For the first two billion or so years of life — when only single-celled organisms existed — most evolution was happening this way. The genes flowing through ancient microbial ecosystems were not lineage-bound. They moved.
This has practical consequences for how we read ancient evolution. Some of the most important transitions in life's history may have been horizontal acquisitions rather than vertical descent. The mitochondria in your cells almost certainly began as a free-living bacterium absorbed by an ancestor of all complex life — a story preserved in the field of endosymbiosis, but with strong horizontal-transfer overtones.
How Common Is It?
In bacteria, HGT is staggeringly common. By some estimates, up to 80% of the genes in some bacterial genomes have been acquired horizontally at some point in their evolutionary history. Different strains of the same bacterial species often share less than 60% of their genes, with the rest being a mix of horizontally acquired sequences. The "core genome" of a species is small; the pan-genome — the union of all genes ever found in any member of the species — can be many times larger.
In animals, HGT is much rarer but not absent. Researchers have identified probable horizontally transferred genes in insects, nematodes, and even some vertebrates — usually picked up from bacteria, fungi, or viruses, sometimes hundreds of millions of years ago. The famous case of bdelloid rotifers — small aquatic animals — shows that perhaps 10% of their genes were acquired horizontally from non-animal sources. The phenomenon is real even in the metazoan lineage, just unevenly distributed.

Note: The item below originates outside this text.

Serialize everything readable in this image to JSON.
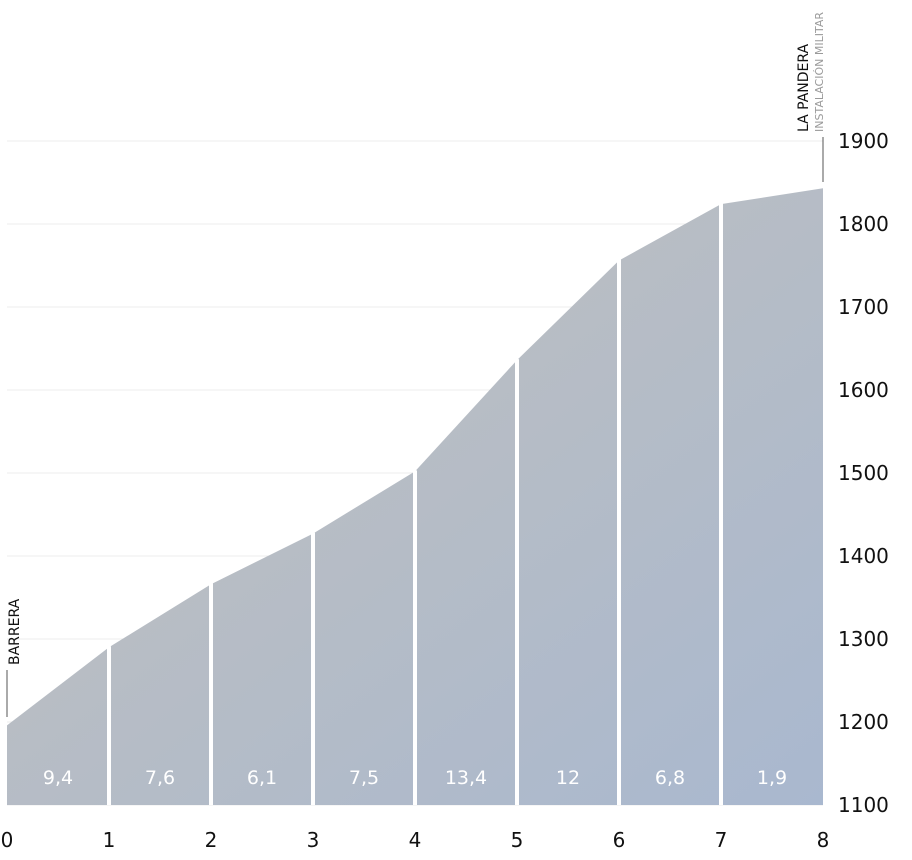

Why It Matters Beyond the Lab
Horizontal gene transfer is not a curiosity. It shapes problems that matter directly to human life.
Antibiotic resistance is the most consequential. The reason we are running out of effective antibiotics is in large part the speed of HGT among pathogenic bacteria. The same plasmids carry resistance to multiple drugs at once, so selecting for resistance to one antibiotic often selects for resistance to several. The arithmetic of HGT, more than the slow ticking of mutation, is what drives the modern antibiotic crisis.

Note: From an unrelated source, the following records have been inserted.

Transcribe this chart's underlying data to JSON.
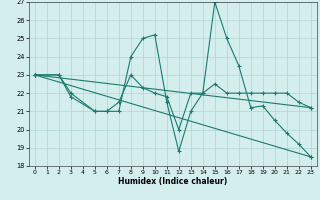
{
  "xlabel": "Humidex (Indice chaleur)",
  "background_color": "#d4eeee",
  "line_color": "#1a7a6e",
  "grid_color": "#aed4d4",
  "xlim": [
    -0.5,
    23.5
  ],
  "ylim": [
    18,
    27
  ],
  "xticks": [
    0,
    1,
    2,
    3,
    4,
    5,
    6,
    7,
    8,
    9,
    10,
    11,
    12,
    13,
    14,
    15,
    16,
    17,
    18,
    19,
    20,
    21,
    22,
    23
  ],
  "yticks": [
    18,
    19,
    20,
    21,
    22,
    23,
    24,
    25,
    26,
    27
  ],
  "series": [
    {
      "x": [
        0,
        2,
        3,
        5,
        6,
        7,
        8,
        9,
        10,
        11,
        12,
        13,
        14,
        15,
        16,
        17,
        18,
        19,
        20,
        21,
        22,
        23
      ],
      "y": [
        23,
        23,
        22,
        21,
        21,
        21,
        24,
        25,
        25.2,
        21.5,
        18.8,
        21,
        22,
        27,
        25,
        23.5,
        21.2,
        21.3,
        20.5,
        19.8,
        19.2,
        18.5
      ]
    },
    {
      "x": [
        0,
        2,
        3,
        5,
        6,
        7,
        8,
        9,
        10,
        11,
        12,
        13,
        14,
        15,
        16,
        17,
        18,
        19,
        20,
        21,
        22,
        23
      ],
      "y": [
        23,
        23,
        21.8,
        21,
        21,
        21.5,
        23,
        22.3,
        22,
        21.8,
        20,
        22,
        22,
        22.5,
        22,
        22,
        22,
        22,
        22,
        22,
        21.5,
        21.2
      ]
    },
    {
      "x": [
        0,
        23
      ],
      "y": [
        23,
        21.2
      ]
    },
    {
      "x": [
        0,
        23
      ],
      "y": [
        23,
        18.5
      ]
    }
  ]
}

Bacterial evolution in the human microbiome is happening continuously. The bacteria living in your gut are exchanging genes with each other and with bacteria you eat, breathe, or pick up from surfaces. The microbiome is not a fixed community — it is a churning marketplace of genetic information.
Bioengineering is built on HGT mechanisms. Plasmids are the workhorses of biotechnology — we use bacterial conjugation systems to move genes into engineered organisms, into crops, into therapeutic cells.
Defining "species" in bacteria becomes philosophically tricky. If two bacteria of "the same species" share only 60% of their genes while regularly trading the rest with bacteria of other species, what does the species concept even pick out? Microbiologists have largely accepted that bacterial species are looser, fuzzier categories than animal species — bounded more by ecology and behavior than by genetic uniformity.
What to Take From This
Most of life on Earth, by mass and by number, is bacterial. And most of bacterial evolution does not look like the tidy diagrams we learn in school. It looks like a vast, ancient, ongoing exchange of genetic information across whatever boundaries the textbooks try to draw.
Vertical inheritance gives us continuity. Horizontal transfer gives bacteria the ability to acquire wholesale, ready-made solutions to problems — sometimes problems we created.
It is a humbling picture, and a more accurate one than the simple branching tree we inherited from the 19th century. The deeper biology goes, the more it reveals that life is connected — by genes that travel, by lineages that cross, by a network older and stranger than the trunk-and-branches picture would suggest.